The Locher rack system invented by Eduard Locher, has gear teeth cut in the sides rather than the top of the rail, engaged by two cog wheels on the locomotive. This system allows use on steeper grades than the other systems, whose teeth could jump out of the rack. It is used on the Pilatus Railway.

Locher set out to design a rack system that could be used on gradients as steep as 1 in 2 (50%). The Abt system - the most common rack system in Switzerland at the time - was limited to a maximum gradient of 1 in 4 (25%). Locher showed that on steeper grade, the Abt system was prone to the driving pinion over-riding the rack, causing potentially catastrophic derailments, as predicted by Dr.

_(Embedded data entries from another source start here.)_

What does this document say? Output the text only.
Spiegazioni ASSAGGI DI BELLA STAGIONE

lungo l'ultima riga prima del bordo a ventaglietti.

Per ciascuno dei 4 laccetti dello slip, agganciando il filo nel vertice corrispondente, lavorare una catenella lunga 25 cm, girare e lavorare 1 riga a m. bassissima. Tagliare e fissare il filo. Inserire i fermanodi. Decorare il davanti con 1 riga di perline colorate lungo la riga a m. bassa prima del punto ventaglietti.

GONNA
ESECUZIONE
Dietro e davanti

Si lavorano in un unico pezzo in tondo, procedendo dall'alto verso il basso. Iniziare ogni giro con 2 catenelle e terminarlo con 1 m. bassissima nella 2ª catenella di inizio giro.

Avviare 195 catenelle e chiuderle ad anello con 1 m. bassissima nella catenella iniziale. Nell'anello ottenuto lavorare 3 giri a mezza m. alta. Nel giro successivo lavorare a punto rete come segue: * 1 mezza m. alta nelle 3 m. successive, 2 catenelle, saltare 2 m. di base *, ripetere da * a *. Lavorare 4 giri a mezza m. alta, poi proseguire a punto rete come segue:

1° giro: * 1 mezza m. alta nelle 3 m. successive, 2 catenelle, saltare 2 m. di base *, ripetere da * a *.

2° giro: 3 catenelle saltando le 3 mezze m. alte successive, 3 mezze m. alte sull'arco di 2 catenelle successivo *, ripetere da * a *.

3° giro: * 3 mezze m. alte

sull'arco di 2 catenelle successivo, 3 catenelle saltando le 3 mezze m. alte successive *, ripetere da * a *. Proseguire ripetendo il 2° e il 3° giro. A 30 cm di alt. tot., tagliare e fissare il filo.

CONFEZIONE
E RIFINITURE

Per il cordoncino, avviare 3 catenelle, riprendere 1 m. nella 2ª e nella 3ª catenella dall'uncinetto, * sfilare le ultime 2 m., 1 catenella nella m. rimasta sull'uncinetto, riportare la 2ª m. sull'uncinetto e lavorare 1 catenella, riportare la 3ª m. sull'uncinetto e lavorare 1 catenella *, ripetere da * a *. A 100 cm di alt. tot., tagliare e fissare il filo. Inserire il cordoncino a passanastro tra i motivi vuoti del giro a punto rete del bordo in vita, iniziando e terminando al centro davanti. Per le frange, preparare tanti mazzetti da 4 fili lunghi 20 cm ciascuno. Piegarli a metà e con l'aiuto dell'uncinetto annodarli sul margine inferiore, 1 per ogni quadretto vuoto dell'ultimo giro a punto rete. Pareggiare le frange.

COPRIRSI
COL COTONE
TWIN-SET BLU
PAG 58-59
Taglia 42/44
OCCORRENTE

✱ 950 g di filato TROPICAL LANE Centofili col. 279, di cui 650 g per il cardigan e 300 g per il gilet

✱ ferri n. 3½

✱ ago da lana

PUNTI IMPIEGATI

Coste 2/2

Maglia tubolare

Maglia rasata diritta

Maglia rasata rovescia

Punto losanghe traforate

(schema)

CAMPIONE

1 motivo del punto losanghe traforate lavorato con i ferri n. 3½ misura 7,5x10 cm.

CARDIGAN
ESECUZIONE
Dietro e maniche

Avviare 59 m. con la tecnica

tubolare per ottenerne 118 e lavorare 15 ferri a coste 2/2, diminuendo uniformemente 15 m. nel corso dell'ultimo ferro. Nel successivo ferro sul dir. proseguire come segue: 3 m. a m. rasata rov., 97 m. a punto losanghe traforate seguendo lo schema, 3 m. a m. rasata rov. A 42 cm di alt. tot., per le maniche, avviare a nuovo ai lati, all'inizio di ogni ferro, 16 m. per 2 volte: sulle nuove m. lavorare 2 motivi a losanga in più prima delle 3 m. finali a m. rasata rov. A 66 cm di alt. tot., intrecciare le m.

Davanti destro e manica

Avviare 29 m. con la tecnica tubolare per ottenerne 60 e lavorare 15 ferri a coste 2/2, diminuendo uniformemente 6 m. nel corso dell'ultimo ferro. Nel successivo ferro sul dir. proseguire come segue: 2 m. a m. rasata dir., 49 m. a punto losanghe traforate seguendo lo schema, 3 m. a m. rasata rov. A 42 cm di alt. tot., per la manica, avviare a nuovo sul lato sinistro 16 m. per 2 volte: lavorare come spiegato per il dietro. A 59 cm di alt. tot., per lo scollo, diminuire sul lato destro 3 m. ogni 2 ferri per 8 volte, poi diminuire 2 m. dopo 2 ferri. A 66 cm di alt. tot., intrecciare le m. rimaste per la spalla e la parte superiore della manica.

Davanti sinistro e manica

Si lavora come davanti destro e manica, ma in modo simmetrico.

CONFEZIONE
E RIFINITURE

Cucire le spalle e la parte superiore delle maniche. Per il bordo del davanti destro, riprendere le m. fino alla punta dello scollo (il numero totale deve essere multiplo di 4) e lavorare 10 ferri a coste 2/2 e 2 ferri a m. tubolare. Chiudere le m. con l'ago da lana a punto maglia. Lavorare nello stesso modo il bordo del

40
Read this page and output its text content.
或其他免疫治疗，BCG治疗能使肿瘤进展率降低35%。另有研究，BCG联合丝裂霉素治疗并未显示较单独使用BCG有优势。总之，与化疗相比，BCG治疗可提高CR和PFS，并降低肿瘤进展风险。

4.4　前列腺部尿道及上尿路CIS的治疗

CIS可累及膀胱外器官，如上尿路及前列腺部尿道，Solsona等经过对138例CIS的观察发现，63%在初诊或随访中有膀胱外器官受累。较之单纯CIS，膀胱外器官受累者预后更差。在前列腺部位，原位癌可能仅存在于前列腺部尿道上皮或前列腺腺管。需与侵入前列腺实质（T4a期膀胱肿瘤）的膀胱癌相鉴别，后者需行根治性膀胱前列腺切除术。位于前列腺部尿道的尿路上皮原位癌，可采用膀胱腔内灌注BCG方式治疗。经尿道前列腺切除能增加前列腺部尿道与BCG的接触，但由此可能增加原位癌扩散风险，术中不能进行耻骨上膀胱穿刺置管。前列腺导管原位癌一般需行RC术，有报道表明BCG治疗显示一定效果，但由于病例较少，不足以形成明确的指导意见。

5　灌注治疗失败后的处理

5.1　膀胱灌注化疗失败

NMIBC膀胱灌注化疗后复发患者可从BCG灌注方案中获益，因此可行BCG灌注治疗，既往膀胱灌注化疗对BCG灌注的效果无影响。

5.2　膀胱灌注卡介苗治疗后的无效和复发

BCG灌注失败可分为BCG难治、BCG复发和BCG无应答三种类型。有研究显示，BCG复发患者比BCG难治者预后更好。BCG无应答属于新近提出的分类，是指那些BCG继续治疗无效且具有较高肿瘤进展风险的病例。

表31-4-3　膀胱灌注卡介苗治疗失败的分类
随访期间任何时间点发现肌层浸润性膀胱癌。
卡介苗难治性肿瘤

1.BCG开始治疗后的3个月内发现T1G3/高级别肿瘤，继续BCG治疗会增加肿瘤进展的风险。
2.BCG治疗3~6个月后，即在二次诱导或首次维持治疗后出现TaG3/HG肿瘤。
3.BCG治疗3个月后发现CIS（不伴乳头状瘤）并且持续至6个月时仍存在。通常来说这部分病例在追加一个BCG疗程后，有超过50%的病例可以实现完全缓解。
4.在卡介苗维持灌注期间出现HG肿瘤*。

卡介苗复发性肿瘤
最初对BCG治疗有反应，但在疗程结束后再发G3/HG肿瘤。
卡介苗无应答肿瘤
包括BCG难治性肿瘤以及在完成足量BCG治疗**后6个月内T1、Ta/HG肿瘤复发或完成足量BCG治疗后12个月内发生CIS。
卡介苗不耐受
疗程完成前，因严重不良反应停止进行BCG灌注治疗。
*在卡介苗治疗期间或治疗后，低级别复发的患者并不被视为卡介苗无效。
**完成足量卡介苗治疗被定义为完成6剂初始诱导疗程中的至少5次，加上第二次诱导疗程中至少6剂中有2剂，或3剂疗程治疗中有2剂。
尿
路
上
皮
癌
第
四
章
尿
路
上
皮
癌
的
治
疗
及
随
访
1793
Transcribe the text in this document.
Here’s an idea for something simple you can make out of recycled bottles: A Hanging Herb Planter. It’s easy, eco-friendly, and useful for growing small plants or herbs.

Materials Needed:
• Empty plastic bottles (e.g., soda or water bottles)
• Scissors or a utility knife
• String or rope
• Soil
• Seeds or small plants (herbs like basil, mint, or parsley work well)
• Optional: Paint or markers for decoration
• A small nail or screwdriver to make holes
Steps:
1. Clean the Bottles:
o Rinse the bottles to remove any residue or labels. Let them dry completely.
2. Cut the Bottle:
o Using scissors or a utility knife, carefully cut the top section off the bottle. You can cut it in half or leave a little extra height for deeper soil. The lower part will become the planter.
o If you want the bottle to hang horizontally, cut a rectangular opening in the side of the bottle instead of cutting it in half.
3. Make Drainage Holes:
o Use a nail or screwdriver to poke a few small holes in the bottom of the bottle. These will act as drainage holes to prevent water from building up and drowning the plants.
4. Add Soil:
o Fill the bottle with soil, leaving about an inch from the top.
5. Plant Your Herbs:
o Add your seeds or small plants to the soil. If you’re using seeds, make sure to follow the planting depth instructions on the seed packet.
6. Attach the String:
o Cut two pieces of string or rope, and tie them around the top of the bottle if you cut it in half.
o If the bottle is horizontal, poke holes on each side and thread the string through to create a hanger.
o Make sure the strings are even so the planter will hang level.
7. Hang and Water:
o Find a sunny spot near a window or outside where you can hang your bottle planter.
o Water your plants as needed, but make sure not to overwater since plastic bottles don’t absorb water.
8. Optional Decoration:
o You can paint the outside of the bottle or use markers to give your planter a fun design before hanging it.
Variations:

Abt. To overcome this problem and allow a rack line up the steep sides of Mt. Pilatus, Locher developed a rack system where the rack is a flat bar with symmetrical, horizontal teeth. Horizontal pinions engage the centrally mounted bar, both driving the locomotive and keeping it centered on the track.

This system provides very stable attachment to the track, also protecting the car from toppling over even under the most severe crosswinds. Such gears are also capable of leading the car, so even flanges on running wheels are optional. The biggest shortcoming of the system is that the standard railway switch is not usable, and a transfer table or other complex device must be used where branching of the track is needed.

Following tests, the Locher system was deployed on the Pilatus Railway, which opened in 1889. No other public railway uses the Locher system, although some European coal mines use a similar system on steeply graded underground lines.